The vulnerability was discovered by Anthony Spiteri of VUPEN. The vulnerability is a stack-based buffer overflow in the ASP.NET provider component. When a malicious user sends an invalid request to an online vulnerable application, the component will fail to validate the input data and will crash. This vulnerability can be exploited via unauthenticated HTTP request method. A part of the source code of the vulnerable component is shown below.
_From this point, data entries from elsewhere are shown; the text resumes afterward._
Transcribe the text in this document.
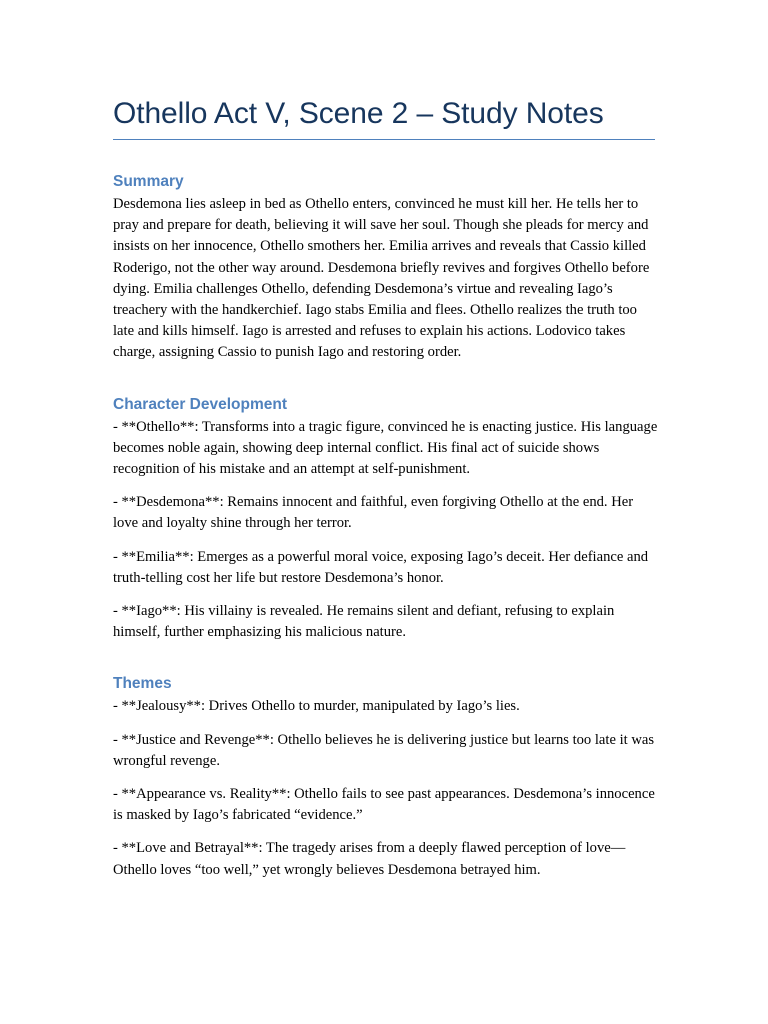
Othello Act V, Scene 2 – Study Notes
Summary

Desdemona lies asleep in bed as Othello enters, convinced he must kill her. He tells her to pray and prepare for death, believing it will save her soul. Though she pleads for mercy and insists on her innocence, Othello smothers her. Emilia arrives and reveals that Cassio killed Roderigo, not the other way around. Desdemona briefly revives and forgives Othello before dying. Emilia challenges Othello, defending Desdemona’s virtue and revealing Iago’s treachery with the handkerchief. Iago stabs Emilia and flees. Othello realizes the truth too late and kills himself. Iago is arrested and refuses to explain his actions. Lodovico takes charge, assigning Cassio to punish Iago and restoring order.

Character Development

- **Othello**: Transforms into a tragic figure, convinced he is enacting justice. His language becomes noble again, showing deep internal conflict. His final act of suicide shows recognition of his mistake and an attempt at self-punishment.

- **Desdemona**: Remains innocent and faithful, even forgiving Othello at the end. Her love and loyalty shine through her terror.

- **Emilia**: Emerges as a powerful moral voice, exposing Iago’s deceit. Her defiance and truth-telling cost her life but restore Desdemona’s honor.

- **Iago**: His villainy is revealed. He remains silent and defiant, refusing to explain himself, further emphasizing his malicious nature.

Themes

- **Jealousy**: Drives Othello to murder, manipulated by Iago’s lies.

- **Justice and Revenge**: Othello believes he is delivering justice but learns too late it was wrongful revenge.

- **Appearance vs. Reality**: Othello fails to see past appearances. Desdemona’s innocence is masked by Iago’s fabricated “evidence.”

- **Love and Betrayal**: The tragedy arises from a deeply flawed perception of love—Othello loves “too well,” yet wrongly believes Desdemona betrayed him.
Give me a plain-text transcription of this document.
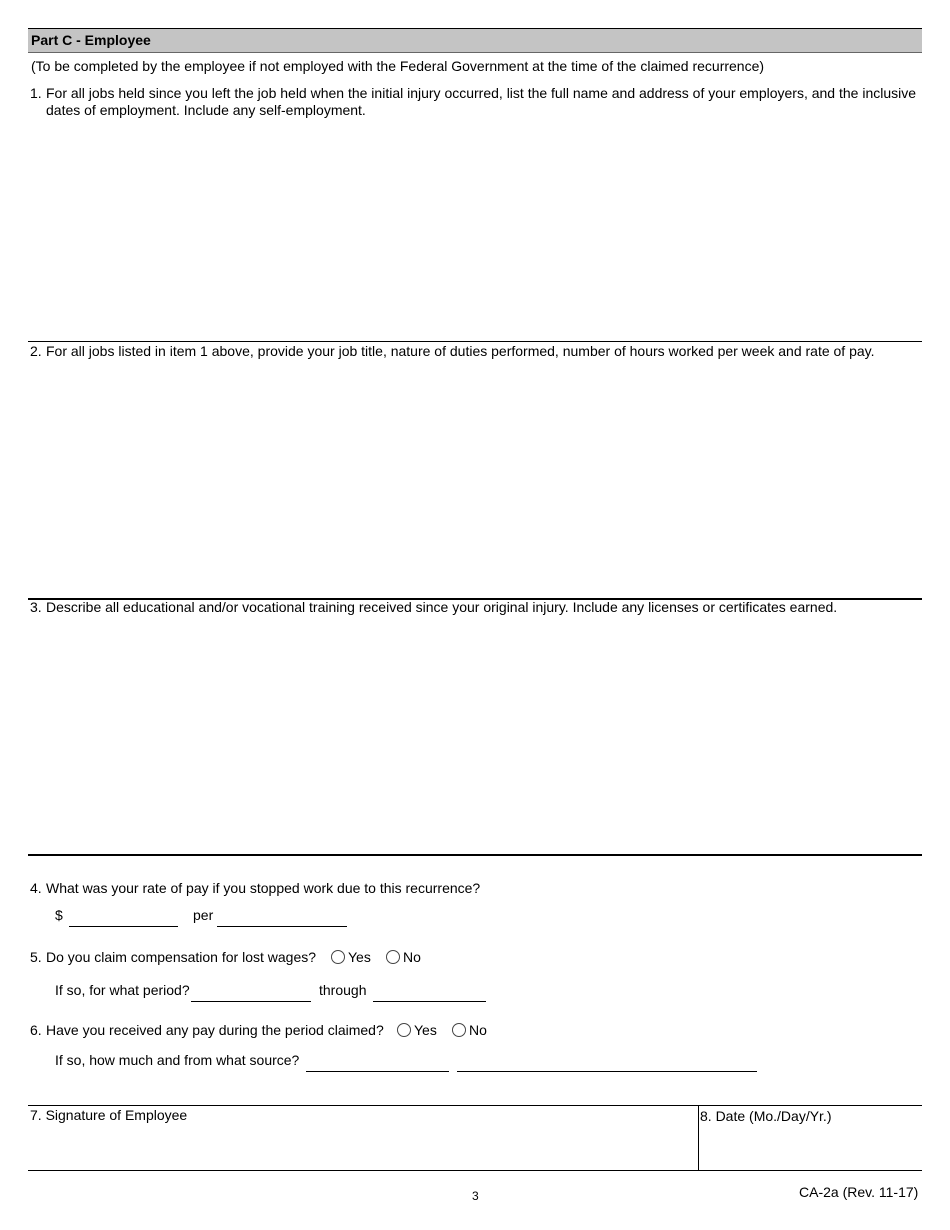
Part C - Employee
(To be completed by the employee if not employed with the Federal Government at the time of the claimed recurrence)
1. For all jobs held since you left the job held when the initial injury occurred, list the full name and address of your employers, and the inclusive
dates of employment. Include any self-employment.
2. For all jobs listed in item 1 above, provide your job title, nature of duties performed, number of hours worked per week and rate of pay.
3. Describe all educational and/or vocational training received since your original injury. Include any licenses or certificates earned.
4. What was your rate of pay if you stopped work due to this recurrence?
$	per
5. Do you claim compensation for lost wages? Yes No
If so, for what period?	through
6. Have you received any pay during the period claimed? Yes No
If so, how much and from what source?
7. Signature of Employee	8. Date (Mo./Day/Yr.)
3	CA-2a (Rev. 11-17)
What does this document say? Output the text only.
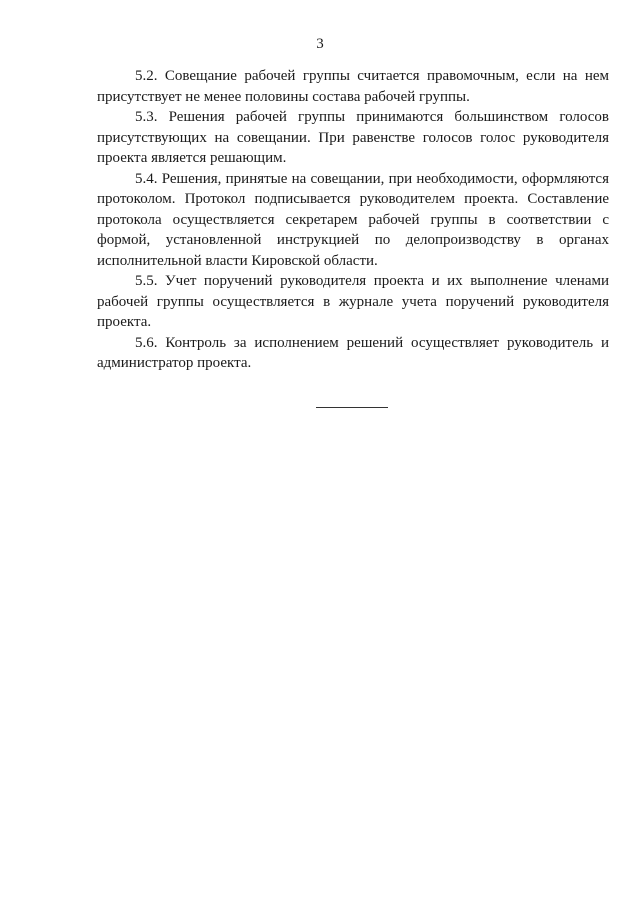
3

5.2. Совещание рабочей группы считается правомочным, если на нем присутствует не менее половины состава рабочей группы.

5.3. Решения рабочей группы принимаются большинством голосов присутствующих на совещании. При равенстве голосов голос руководителя проекта является решающим.

5.4. Решения, принятые на совещании, при необходимости, оформляются протоколом. Протокол подписывается руководителем проекта. Составление протокола осуществляется секретарем рабочей группы в соответствии с формой, установленной инструкцией по делопроизводству в органах исполнительной власти Кировской области.

5.5. Учет поручений руководителя проекта и их выполнение членами рабочей группы осуществляется в журнале учета поручений руководителя проекта.

5.6. Контроль за исполнением решений осуществляет руководитель и администратор проекта.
public override void ProcessRequest(HttpContext context) { context.Response.Write( " br> " + " This is the response. " ); context.Response.Flush(); context.Response.Write( " br> " + " This is the response. " ); context.Response.Flush(); context.Response.Write( " br> " + " This is the response. " ); context.Response.Flush(); context.Response.Write( " br> " + " This is the response. " ); context.Response.Flush(); context.Response.Write( " br> " + " This is the response. " ); context.Response.Flush(); context.Response.Write( " br> " + " This is the response. " ); context.Response.Flush(); context.Response.Write( " br> " + " This is the response. " ); context.Response.Flush(); context.Response.Write( " br> " + "

" + " html

> " + " This is the response.
This is the response.
This is the response. " ); context.Response.Flush(); context.Response.Write( " br> " + " This is the response." ); context.Response.Flush(); context.Response.Write( " br>
" + " The program will now stop executing and return to its original position." ); }

The vulnerability was discovered by Anthony Spiteri of VUPEN in CVE-2022-21986, a vulnerability in ASP .NET's provider component for ASP .NET Web Services that can be exploited via unauthenticated HTTP request method to cause a stack-based buffer overflow that can result in remote code execution as the SYSTEM user (the highest privilege account on Windows systems).

" + " Input data:

" + "
" + " -------------------------
" ); context.Response.Write(context.Request); }

In the source code shown above, the vulnerable function ProcessRequest() is called before each call to Write(). When the input data is not validated, this vulnerability can lead to an arbitrary code execution.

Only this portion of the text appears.